Я уже не слушаю Медведя. Вытерев слезы, читаю письмо. «Дорогой мой шустрый Бельчонок. Нежданно-негаданно отправляюсь на работу. Одной большой студии нужны люди на несколько дней работать в ночные смены. Я позвонил, меня пригласили приехать. Если получится, вернусь только поздним утром. Студия в Беверли-Хиллз – долго ехать. Надеюсь, что все будет хорошо, и я заработаю денежек на орешки для Белочки. Позвоню, как только смогу. Расскажу смешную историю. Целую ушки-кисточки, твой влюбленный Медведь». Слезы снова капают на клавиатуру. Какой же он все-таки хороший, Мишка. И какая же я все-таки глупая и злая. Как легко я умею обидеть!
Слушаю Лешкин рассказ. Отправил по объявлению в студию свои работы. Они перезвонили. Спросили сколько. Лешка ответил – двадцать пять в час.
– Сколько-сколько??
– Двадцать пять.
Голос на том конце провода крякнул.
– По договору с профсоюзом мы не можем платить в час меньше чем шестьдесят. Надеемся, вы согласны?
Очередь крякать Лешке.
– Согласен.
– Ничего себе! – восхищаюсь я. – Слушай, если это минимум – шестьдесят долларов в час – то как же мало ты получаешь у Майкла! Всего пятнадцать! – возмущаюсь.

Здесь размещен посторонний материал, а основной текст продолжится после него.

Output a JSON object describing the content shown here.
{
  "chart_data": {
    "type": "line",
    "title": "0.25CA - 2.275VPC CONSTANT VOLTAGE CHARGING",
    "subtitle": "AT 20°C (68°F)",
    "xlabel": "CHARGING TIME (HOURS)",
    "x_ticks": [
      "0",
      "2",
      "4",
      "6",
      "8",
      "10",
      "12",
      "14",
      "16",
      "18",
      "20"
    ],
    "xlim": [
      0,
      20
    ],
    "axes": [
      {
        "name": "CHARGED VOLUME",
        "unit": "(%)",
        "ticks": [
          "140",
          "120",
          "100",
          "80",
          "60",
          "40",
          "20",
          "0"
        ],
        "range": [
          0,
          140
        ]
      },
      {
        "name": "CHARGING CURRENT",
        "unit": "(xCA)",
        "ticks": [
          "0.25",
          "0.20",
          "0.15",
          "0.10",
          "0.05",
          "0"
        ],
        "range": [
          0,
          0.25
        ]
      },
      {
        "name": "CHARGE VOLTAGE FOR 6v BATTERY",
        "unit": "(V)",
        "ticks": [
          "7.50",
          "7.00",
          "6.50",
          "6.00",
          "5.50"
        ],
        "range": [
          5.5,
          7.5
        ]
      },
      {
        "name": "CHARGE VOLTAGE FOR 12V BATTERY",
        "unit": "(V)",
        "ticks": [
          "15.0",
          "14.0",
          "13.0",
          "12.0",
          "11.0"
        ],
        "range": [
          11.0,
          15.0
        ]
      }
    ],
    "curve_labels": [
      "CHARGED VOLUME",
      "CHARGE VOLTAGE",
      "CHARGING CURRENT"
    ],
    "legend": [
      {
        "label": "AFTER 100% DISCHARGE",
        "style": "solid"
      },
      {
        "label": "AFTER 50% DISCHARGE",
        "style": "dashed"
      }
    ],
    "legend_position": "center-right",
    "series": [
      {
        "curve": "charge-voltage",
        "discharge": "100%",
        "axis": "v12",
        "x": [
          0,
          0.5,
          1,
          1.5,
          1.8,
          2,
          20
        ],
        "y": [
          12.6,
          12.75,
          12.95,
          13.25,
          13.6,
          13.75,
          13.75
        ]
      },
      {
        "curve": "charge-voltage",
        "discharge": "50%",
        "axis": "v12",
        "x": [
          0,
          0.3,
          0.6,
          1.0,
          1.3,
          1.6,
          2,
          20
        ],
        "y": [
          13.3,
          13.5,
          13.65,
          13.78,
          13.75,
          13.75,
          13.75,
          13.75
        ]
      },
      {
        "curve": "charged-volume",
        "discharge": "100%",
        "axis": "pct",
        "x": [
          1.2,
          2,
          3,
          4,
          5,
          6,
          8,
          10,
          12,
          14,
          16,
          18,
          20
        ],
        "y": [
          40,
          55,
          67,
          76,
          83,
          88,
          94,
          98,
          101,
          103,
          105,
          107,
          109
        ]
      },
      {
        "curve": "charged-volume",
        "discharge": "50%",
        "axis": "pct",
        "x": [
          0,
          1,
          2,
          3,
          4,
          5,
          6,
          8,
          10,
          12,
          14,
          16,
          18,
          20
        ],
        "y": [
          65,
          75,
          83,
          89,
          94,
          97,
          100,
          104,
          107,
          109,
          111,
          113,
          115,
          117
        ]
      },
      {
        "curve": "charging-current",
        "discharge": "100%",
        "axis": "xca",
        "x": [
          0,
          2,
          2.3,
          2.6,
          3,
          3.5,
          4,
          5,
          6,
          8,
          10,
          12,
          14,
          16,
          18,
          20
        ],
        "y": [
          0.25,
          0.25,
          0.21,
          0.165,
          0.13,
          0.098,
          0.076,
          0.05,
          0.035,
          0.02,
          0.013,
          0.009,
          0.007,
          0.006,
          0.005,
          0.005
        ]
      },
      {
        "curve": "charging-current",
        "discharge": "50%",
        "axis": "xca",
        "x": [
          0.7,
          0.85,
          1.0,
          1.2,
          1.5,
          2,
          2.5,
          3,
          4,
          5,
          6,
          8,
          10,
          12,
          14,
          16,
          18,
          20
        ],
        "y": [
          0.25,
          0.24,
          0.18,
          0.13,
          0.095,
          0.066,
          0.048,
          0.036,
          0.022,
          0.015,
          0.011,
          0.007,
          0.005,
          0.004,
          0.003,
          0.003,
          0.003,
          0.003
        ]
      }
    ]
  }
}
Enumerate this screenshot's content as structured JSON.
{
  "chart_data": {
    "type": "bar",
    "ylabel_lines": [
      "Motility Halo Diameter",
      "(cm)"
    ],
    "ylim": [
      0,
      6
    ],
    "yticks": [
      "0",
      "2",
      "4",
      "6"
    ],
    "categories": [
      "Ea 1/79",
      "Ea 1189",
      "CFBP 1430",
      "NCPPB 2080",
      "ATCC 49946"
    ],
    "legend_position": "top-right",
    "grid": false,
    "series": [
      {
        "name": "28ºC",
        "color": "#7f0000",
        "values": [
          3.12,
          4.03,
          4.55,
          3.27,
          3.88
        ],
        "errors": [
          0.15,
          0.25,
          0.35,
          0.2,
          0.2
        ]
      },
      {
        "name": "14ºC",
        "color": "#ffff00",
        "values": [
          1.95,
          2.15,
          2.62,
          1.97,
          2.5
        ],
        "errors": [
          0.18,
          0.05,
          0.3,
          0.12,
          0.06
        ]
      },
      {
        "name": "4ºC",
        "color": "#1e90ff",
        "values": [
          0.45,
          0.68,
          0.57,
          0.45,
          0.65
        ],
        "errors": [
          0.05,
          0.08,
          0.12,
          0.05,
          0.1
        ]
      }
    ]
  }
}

– Да, маловато. Но, во-первых, не забывай, что только поэтому он меня и взял на работу. Если бы я попросил больше, он бы предпочел американцев. Надежнее как-то. Мы же, работая над сериалом, подписываем бумаги, что ничего никому разглашать не будем. Американцы в этом смысле вышколенные. Кто знает, кто я такой и как себя поведу? Да и образования у меня специального нет – я же самоучка. Ну, а во-вторых, я не думаю, что шестьдесят – это минимум по всему рынку. Просто эта студия уж очень крутая. Видишь, даже профсоюз имеется, а это большая по нашим временам редкость. К тому же речь идет о ночных сменах, а на них расценки выше. Это уже закон. Калифорнийский закон, как мне объяснили. В любом случае мне это на руку. Правда, из этих шестидесяти долларов в час порядка тридцати процентов налогов вычтут, но все равно хорошо.

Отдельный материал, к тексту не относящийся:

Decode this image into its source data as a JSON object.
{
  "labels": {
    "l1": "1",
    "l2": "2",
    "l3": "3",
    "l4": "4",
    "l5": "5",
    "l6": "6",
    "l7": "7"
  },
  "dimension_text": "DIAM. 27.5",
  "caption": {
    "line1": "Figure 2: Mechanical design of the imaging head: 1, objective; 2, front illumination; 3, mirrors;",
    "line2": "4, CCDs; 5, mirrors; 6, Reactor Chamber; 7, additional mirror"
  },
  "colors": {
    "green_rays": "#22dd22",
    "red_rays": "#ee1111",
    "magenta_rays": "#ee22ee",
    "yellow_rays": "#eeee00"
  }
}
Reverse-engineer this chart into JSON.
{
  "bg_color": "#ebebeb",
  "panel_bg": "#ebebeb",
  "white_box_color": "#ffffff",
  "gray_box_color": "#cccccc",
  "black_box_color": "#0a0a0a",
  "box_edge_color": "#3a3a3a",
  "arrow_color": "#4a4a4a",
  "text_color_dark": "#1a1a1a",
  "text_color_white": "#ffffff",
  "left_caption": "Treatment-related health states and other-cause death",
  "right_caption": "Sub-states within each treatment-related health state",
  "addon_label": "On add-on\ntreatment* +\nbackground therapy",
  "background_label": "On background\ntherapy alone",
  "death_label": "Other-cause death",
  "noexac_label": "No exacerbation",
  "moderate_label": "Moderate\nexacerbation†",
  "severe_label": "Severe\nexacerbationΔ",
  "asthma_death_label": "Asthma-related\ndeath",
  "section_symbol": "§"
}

– Конечно, хорошо! – восторженно пялюсь на Лешку, не веря тому, что вижу. В экран улыбается счастливая физиономия уверенного в себе голливудского прощелыги. Того самого, что успевает перед началом трудового дня покататься на серфе, в перерыве позаниматься йогой, а вечером покушать в рыбном ресторанчике с видом на океан. И пусть этот голливудский негодяй все еще спит на надувном матрасе и питается дешевыми супами. Сериф, йога и океанский пейзаж уже отчетливо маячат на горизонте. Go, Лешка, go!!
* * *
Наша последняя встреча с Олегом Нестеровичем. Неделю назад я отправила ему свои предложения по пресс-конференции, завтра улетаю. Приглашена на ужин. О том, что он будет при свечах, не догадываюсь до последнего часа – пока позвонившая из Швейцарии Настя не спрашивает, не нужен ли мне вечерний туалет. Я удивлена – к чему? Наверное, так надо. Какой-то неведомый мне церемониал. Хотят сделать приятное. Ну, что ж? Спасибо. Вечернего туалета у меня нет, а Настино предложение одеть что-нибудь из ее гардероба отвергаю. Зачем?
В легком красно-черном клетчатом платье до пят – мой единственный наряд, претендующий на светскость – отправляюсь на встречу. Это платье я купила в прошлом году на восьмидесятипроцентной распродаже по случаю окончания летнего сезона. Купила, чтобы было в чем отметить с Лешкой Новый год. У меня суеверие – в Новый год во всем новом. Тогда все обязательно получится. Вот и пригодилось. Из украшений – только бабушкин крестик. На ногах сандалии. Сомневаюсь, что эти хоромы когда-нибудь видали такую степень аскетизма. Но мне все равно. Я счастлива. Счастлива, что получилось добыть деньги. Счастлива, что наладила отношения с Настиным мужем и не оставляю после себя нехороший след. Счастлива, что заканчивается пребывание в райском саду. Счастлива, что золотая клетка открыта. Счастлива, что лечу. Свобода. Вот что я люблю в жизни больше всего.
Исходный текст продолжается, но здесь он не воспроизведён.